Tuesday, March 20, 2012

Sayings From History

My history.  My pop life history.  It seems like we pick up sayings over our lives that become embedded in our speech.  For instance, "make my day," is a popular phrase.  I think my mother even knows the saying, and I don't know if she's ever seen the movie.

I realized the other day that I regularly use certain sayings that have strange beginnings.  For instance, "hello nurse."  It's a non-swear exclamation I picked up from the Animaniacs show many years ago.  I only watched the show a few times, but it was such a cute phrase I incorporated it into my vocabulary. 

The same goes for "mama pajama," a similar phrase I picked up from one of my favorite movies, Mystery Men.

Then there are the strange "completion phrases" that seem to come up.  When someone says one thing, you remember specific completion words that come afterwards.  I got a little book titled, "Deep Thoughts by Jack Handy" from a popular Saturday Night Live skit series that must have been twenty years ago.  In one of the deep thoughts, there's a story about accidentally falling off a tall building and a plan to be saved if this were to ever happen to you.  You should go all limp and maybe someone will try to catch you, "Because hey, free dummy." 

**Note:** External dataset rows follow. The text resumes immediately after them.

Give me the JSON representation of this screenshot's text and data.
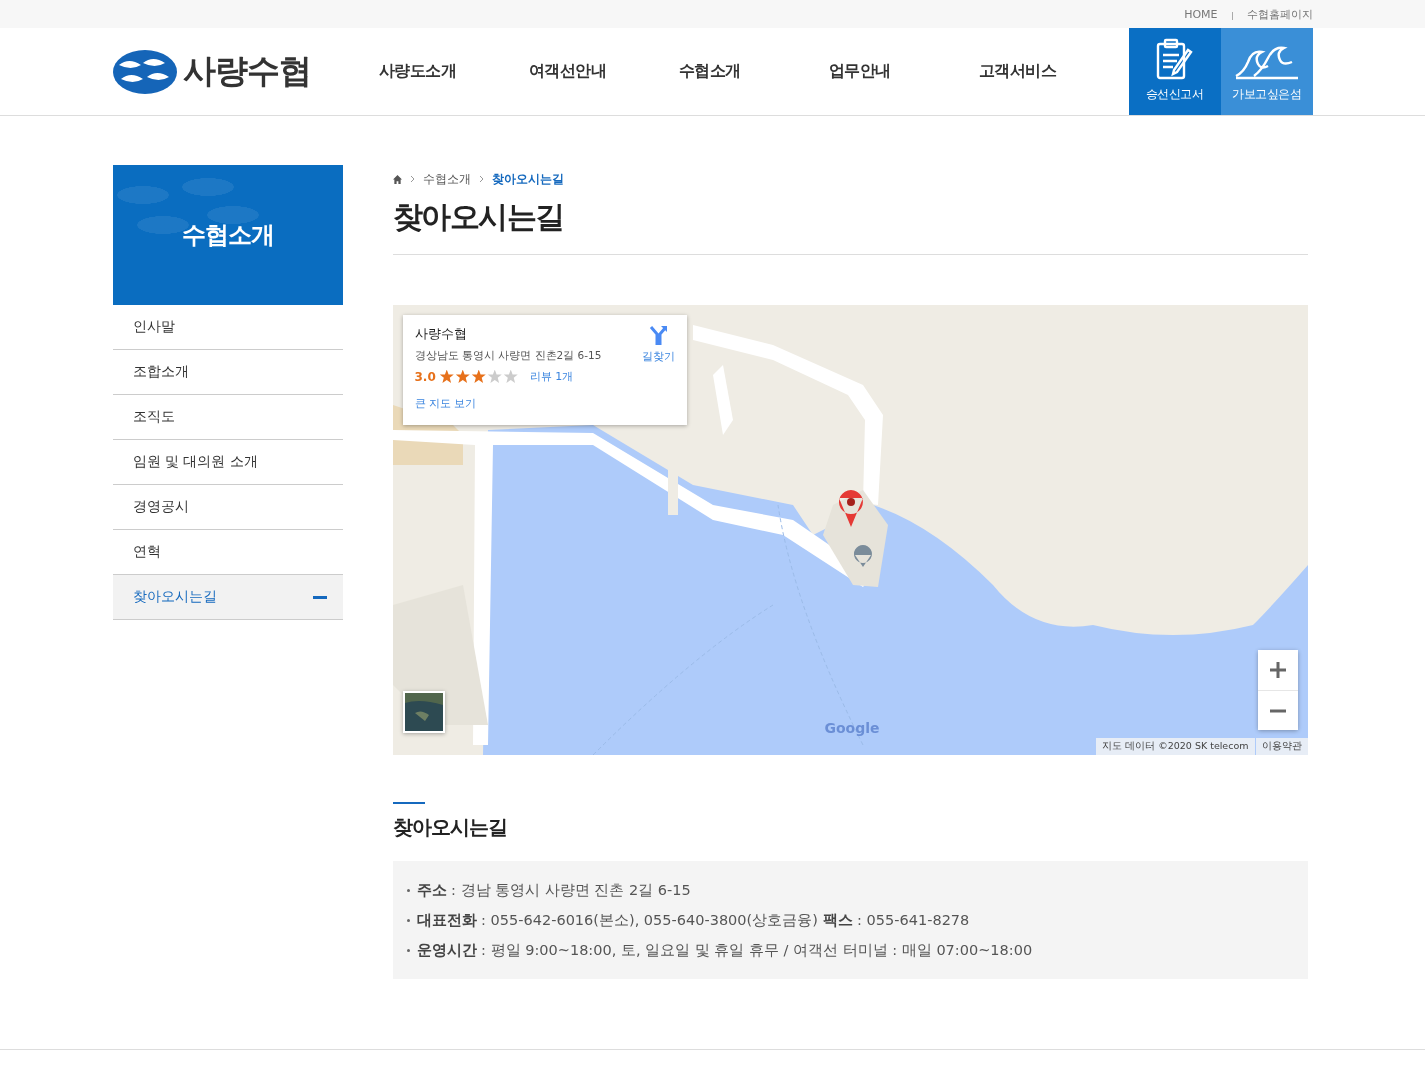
{
  "top_links": [
    {
      "label": "HOME"
    },
    {
      "label": "수협홈페이지"
    }
  ],
  "logo": {
    "text": "사량수협"
  },
  "nav": [
    {
      "label": "사량도소개"
    },
    {
      "label": "여객선안내"
    },
    {
      "label": "수협소개"
    },
    {
      "label": "업무안내"
    },
    {
      "label": "고객서비스"
    }
  ],
  "quick_buttons": [
    {
      "label": "승선신고서",
      "kind": "report"
    },
    {
      "label": "가보고싶은섬",
      "kind": "wave"
    }
  ],
  "sidebar": {
    "title": "수협소개",
    "items": [
      {
        "label": "인사말",
        "selected": false
      },
      {
        "label": "조합소개",
        "selected": false
      },
      {
        "label": "조직도",
        "selected": false
      },
      {
        "label": "임원 및 대의원 소개",
        "selected": false
      },
      {
        "label": "경영공시",
        "selected": false
      },
      {
        "label": "연혁",
        "selected": false
      },
      {
        "label": "찾아오시는길",
        "selected": true
      }
    ]
  },
  "breadcrumb": [
    {
      "label": "수협소개",
      "selected": false
    },
    {
      "label": "찾아오시는길",
      "selected": true
    }
  ],
  "page_title": "찾아오시는길",
  "map": {
    "info_card": {
      "name": "사량수협",
      "address": "경상남도 통영시 사량면 진촌2길 6-15",
      "rating": "3.0",
      "stars": 3,
      "reviews": "리뷰 1개",
      "directions": "길찾기",
      "larger_map": "큰 지도 보기"
    },
    "logo": "Google",
    "attribution": "지도 데이터 ©2020 SK telecom",
    "terms": "이용약관"
  },
  "section_title": "찾아오시는길",
  "info": [
    "**주소** : 경남 통영시 사량면 진촌 2길 6-15",
    "**대표전화** : 055-642-6016(본소), 055-640-3800(상호금융) **팩스** : 055-641-8278",
    "**운영시간** : 평일 9:00~18:00, 토, 일요일 및 휴일 휴무 / 여객선 터미널 : 매일 07:00~18:00"
  ]
}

Was it the sheer bizarreness of the story that made me remember and later connect the words, "but hey" with the completion words, "free dummy"?  You'd be amazed how often people say just the two words, "but hey..."

Then there are the personal sayings.  They're not from a movie or pop culture.  Maybe they're from someone you knew or a funny inside joke you have with friends.  I can think of two, both of them I started out hating, and yet, in the right situation, I use them.  How crazy is that?  The first is "huggles." 
Someone said it to me one time and I thought it was so totally goofy.  I use it as a joke sometimes.  It always makes me laugh when I say huggles. 

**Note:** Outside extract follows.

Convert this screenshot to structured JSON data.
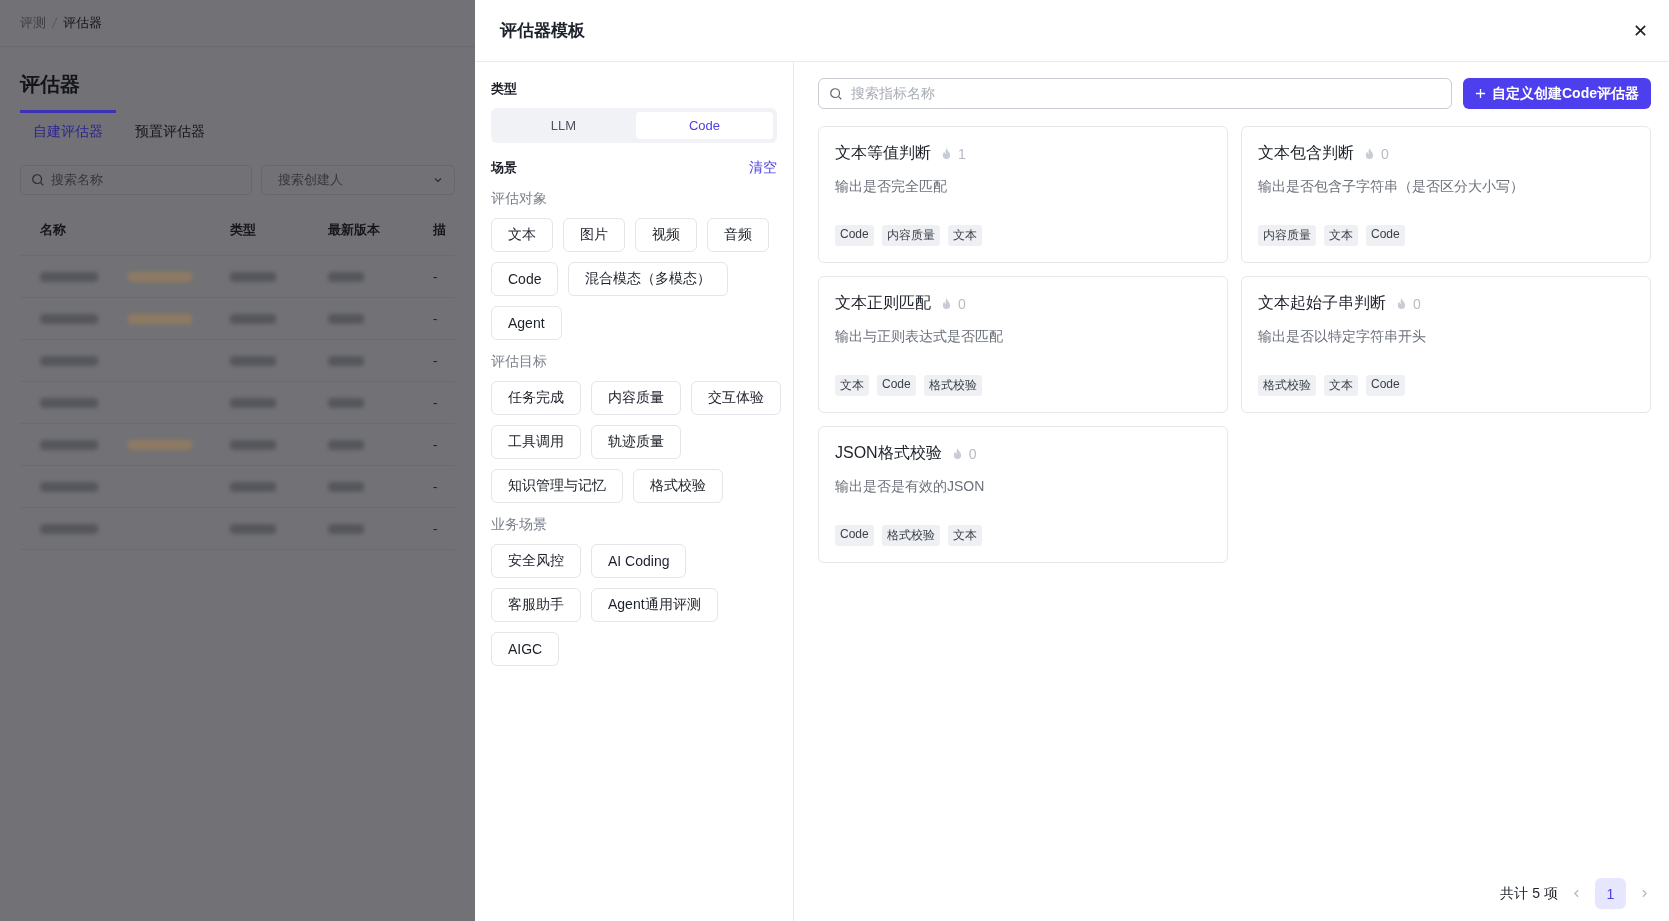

The other is "hun pie."  I heard a lady I respected many years ago call her husband "hun pie" instead of "honey" or "honey pie."  It sounded like a strange shorting but I realized later I used it all the time and I didn't even know I was using it. 

I know, I was just talking about idioms and how I dislike using them in writing.  And then I realize I have not only cultural but personal idioms.  We have such a changeable, malleable language.

The Big Boy Update:  He's having fun with Dusty.  The sister of my good friend Brek is a nanny.  She's only nannying three days a week so I asked her if she could come over to help today, and then make it more regular in the future as I want to do some work-related things.  He's having a great time with her, showing her all his toys. 

The Tiny Girl Chronicles:  She's over four months now and she is still doing better than I'd ever have expected sleeping through the night.  She wakes up early, before nine, many mornings, but she rarely needs to be settled in the middle of the night.  She's still very interested in sucking some part of her hand, but she's not angry there are mittens on.  She just sucks the material when she's lost the pacifier.